A convergence of life settled upon me like a big cloud from October through November.
I was really a supporting cast member but at the same time the events affected me greatly, challenged me as a human being and friend and deeply reminded me of the fragility of life.
A friend of mine got a phone call one morning that set her on a remarkable and scary new path. A kidney was available. Someone died and offered her a new life.
She took it, despite the risks and her fears. Life is too sweet to turn down the possibility of it being sweeter. But stepping into this new life posed and continues to pose new challenges (life ain’t never easy, huh?).

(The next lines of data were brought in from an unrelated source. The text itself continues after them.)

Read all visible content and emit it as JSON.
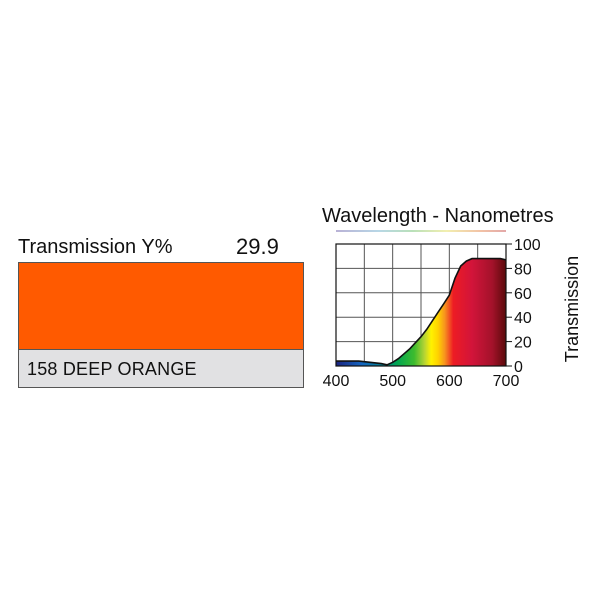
{
  "swatch": {
    "transmission_label": "Transmission Y%",
    "transmission_value": "29.9",
    "name": "158 DEEP ORANGE",
    "color": "#ff5a00"
  },
  "chart_data": {
    "type": "area",
    "title": "Wavelength - Nanometres",
    "xlabel": "",
    "ylabel": "Transmission",
    "xlim": [
      400,
      700
    ],
    "ylim": [
      0,
      100
    ],
    "xticks": [
      400,
      500,
      600,
      700
    ],
    "yticks": [
      0,
      20,
      40,
      60,
      80,
      100
    ],
    "grid": true,
    "series": [
      {
        "x": [
          400,
          420,
          440,
          460,
          480,
          490,
          500,
          510,
          520,
          530,
          540,
          550,
          560,
          570,
          580,
          590,
          600,
          610,
          620,
          630,
          640,
          650,
          660,
          670,
          680,
          690,
          700
        ],
        "y": [
          4,
          4,
          4,
          3,
          2,
          1,
          3,
          6,
          10,
          14,
          19,
          24,
          30,
          37,
          44,
          51,
          58,
          72,
          82,
          86,
          88,
          88,
          88,
          88,
          88,
          88,
          87
        ]
      }
    ]
  }
}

My yoga guru had her fifth neck dissection Nov. 9 for radiation-resistant Level 6 cancer in her thyroid. The weeks leading up to the surgery were tense. Anticipation and uncertainty on the part of friends and family contributed, and in no small way mortality’s impermanence weighed heavily as well. Still through each class she encouraged lightness among others and commanded humor to do the work a serious yogi couldn’t at the time. On surgery day, what was to take six hours took one. A voice, so sweet and yet tenuous and raspy – was left intact.
Another friend has been struggling for more than a year with her father’s Alzheimer’s. She needed to come to grips with the erasure of a lifetime even as the person stands and breathes. Endless comments were going unsaid, conversations between a daughter and father that needed to be had. Fear dominated her reluctance to sit with her emotions, to inspect her role and what it meant to her, to tell her dad she loved him. “He doesn’t know who I am anyway.” Well her dad ended up having an infection that rapidly eroded what was left of the storyline he had written over 87 years on this earth. In that final week she found herself alone with her dad. The eldest sibling and primary caregiver out of town. The other two too far away. She spent his last days knitting by his side as he either blinked or appeared to sleep, talking to him and giving him permission to let go. She was there to share his last breath beside him, as she had enjoyed countless lifegiving ones on countryside truck rides as a child.
This trifecta of life stories whirled and rotated in each others’ orbits like a tornado over a span of three weeks. I was a shoulder for tears at the last breath. I was a smile for one as “Sid the Kid” took the hold but we feared organ rejection. And I’m on the food tree for guruji as she heals – taking her her favorite coffee drinks and just sharing laughter and life.
I share this because nothing is by accident. I’ve felt overwhelmed at the enormity and weight of life these past few weeks and wondered at the whys of it all. But I’ve also noticed the storm cloud and respected it. There are great lessons within.
You see, I’ve encountered an unmatched anger and sadness at one friend for what appeared to be a lack of gratitude for new life being given. Sometimes she would lash out at people with a viciousness that was hard to forgive all the while she was more vulnerable than she’d ever been.
I didn’t act on this anger verbally or outwardly. I’ve cried over it, feeling horrible to be angry at someone who is so sick. And I’ve sat with it, inspecting it humbly.
Patience – Zogyal, my Tibetan name. Doesn’t mean I have it. Means I needs to be workin’ on it. So I sit.
The other has me meditating on a strength of character and will of being I’ve only had the fortune of encountering two or three times in my 42 years in this skin. I wonder if I have inside me what she has. I feel as though I’m in presence of a higher spiritual being. I know it. I am in awe of the grace of some sentient beings and blessed to recognize them when they are sent to me.
The last I honor sweetly in my prayers as I realize that leaving this life is just as blessed an event as entering it and we rarely get to do it eyes wide open or want to. One of the greatest roles we can have in life is not only to usher life in but help it to another realm. I have fulfilled that role before and it is transforming.
I honor the fragility of each day. Each breath. It is fleeting, impermanent.
And I am left with mindfulness, compasssion – gratitude.